Brandissant un cimeterre, le cavalier se mit alors à charger. Les deux éclaireurs Faucons tirèrent - visant juste. La flèche de Subodai se planta en pleine poitrine, et celle de Ouarlong en plein ventre. 

Sans effet, car le cavalier continua sa charge, frappant Kublai qui tentait de préparer une incantation. Etrangement, il le frappa du plat de l'arme, le désarçonnant. Le mage tomba à terre dans un bruit sourd, sa monture s'enfuyant déjà au galop. 

Il se releva avec difficulté, alors que ses compagnons continuaient d'aligner les flèches - mais cavalier comme monture étaient insensibles à leurs armes. Il regarda le cavalier Mort-Vivant, qui lui parla alors, d'une voix gutturale : 

"Regarde-toi, Ô mon Descendant, n'as-tu pas honte de ce que tu es devenu ? N'as-tu pas trahi ce sang que je t'ai légué ?" 

Kublai blémit. Etait-ce là l'un de ses ancêtres ? 

"Où est donc ta fierté de guerrier ? Où sont les vertus qui faisaient la grandeur Faucon ? N'as-tu pas trahi, Ô mon Descendant ?" 

Ouarlong et Subodai tirèrent leurs lames du fourreau. Subodai s'adressa à Kublai : 

"Ne l'écoute pas, Kublai, ne vois-tu pas qu'une magie corrompue l'a ramené à la vie ?" 

Mais Kublai vacillait. 

Subodai ne trouva d'autre solution pour réveiller son compagnon que de charger le cavalier à son tour. Ils croisèrent le fer, mais l'éclaireur tomba à terre, dans un bruit sourd. 
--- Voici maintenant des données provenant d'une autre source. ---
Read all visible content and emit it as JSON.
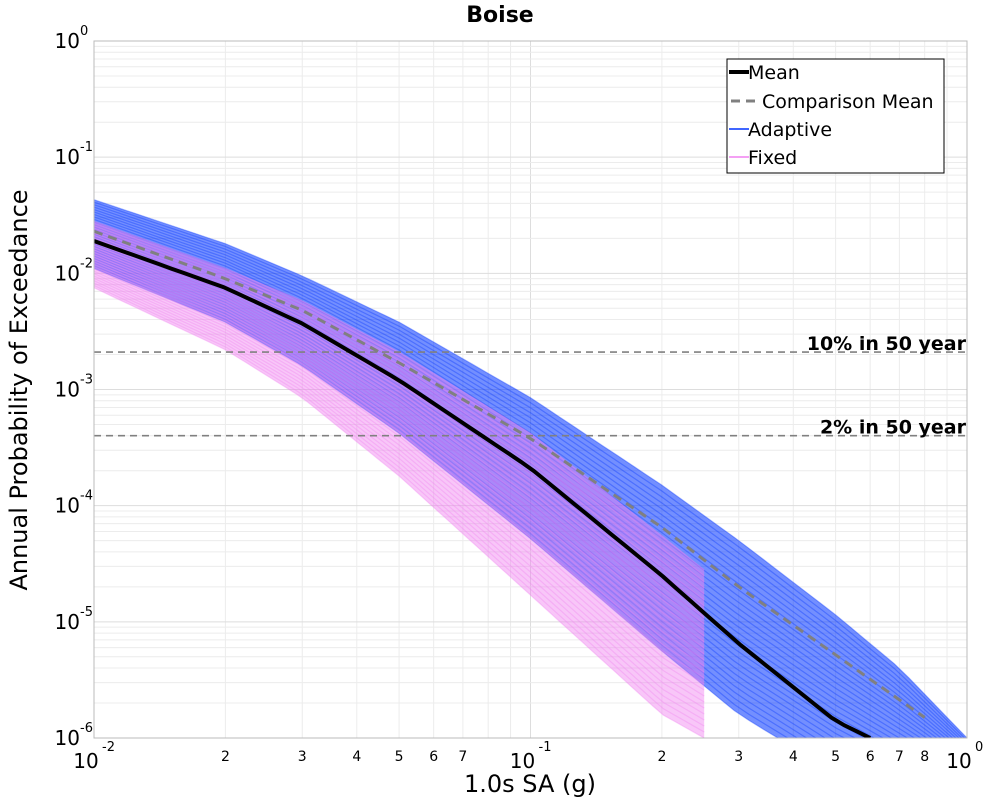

Cela tira Kublai de sa léthargie. Le mage se mit à parler d'une voix claire : 

"Pardonne-moi, Ô mon Ancêtre, mais l'Ame Faucon n'est pas que soif de sang." 

C'est à ce moment là que Subodai se releva. levant son arme, il trancha l'une des pattes arrières de la monture morte. Déséquilibrée, celle-ci s'abattit, emportant son cavalier. 

Ce dernier se releva comme si de rien n'était, brandissant son cimeterre à l'encontre de Subodai : 

"Affronte-moi en vrai guerrier ! Approche !" 

Alors Kublai agita les mains, scandant d'une voix forte : 
"Par la Voie des Eléments, que tes pieds soient liés au sol !" 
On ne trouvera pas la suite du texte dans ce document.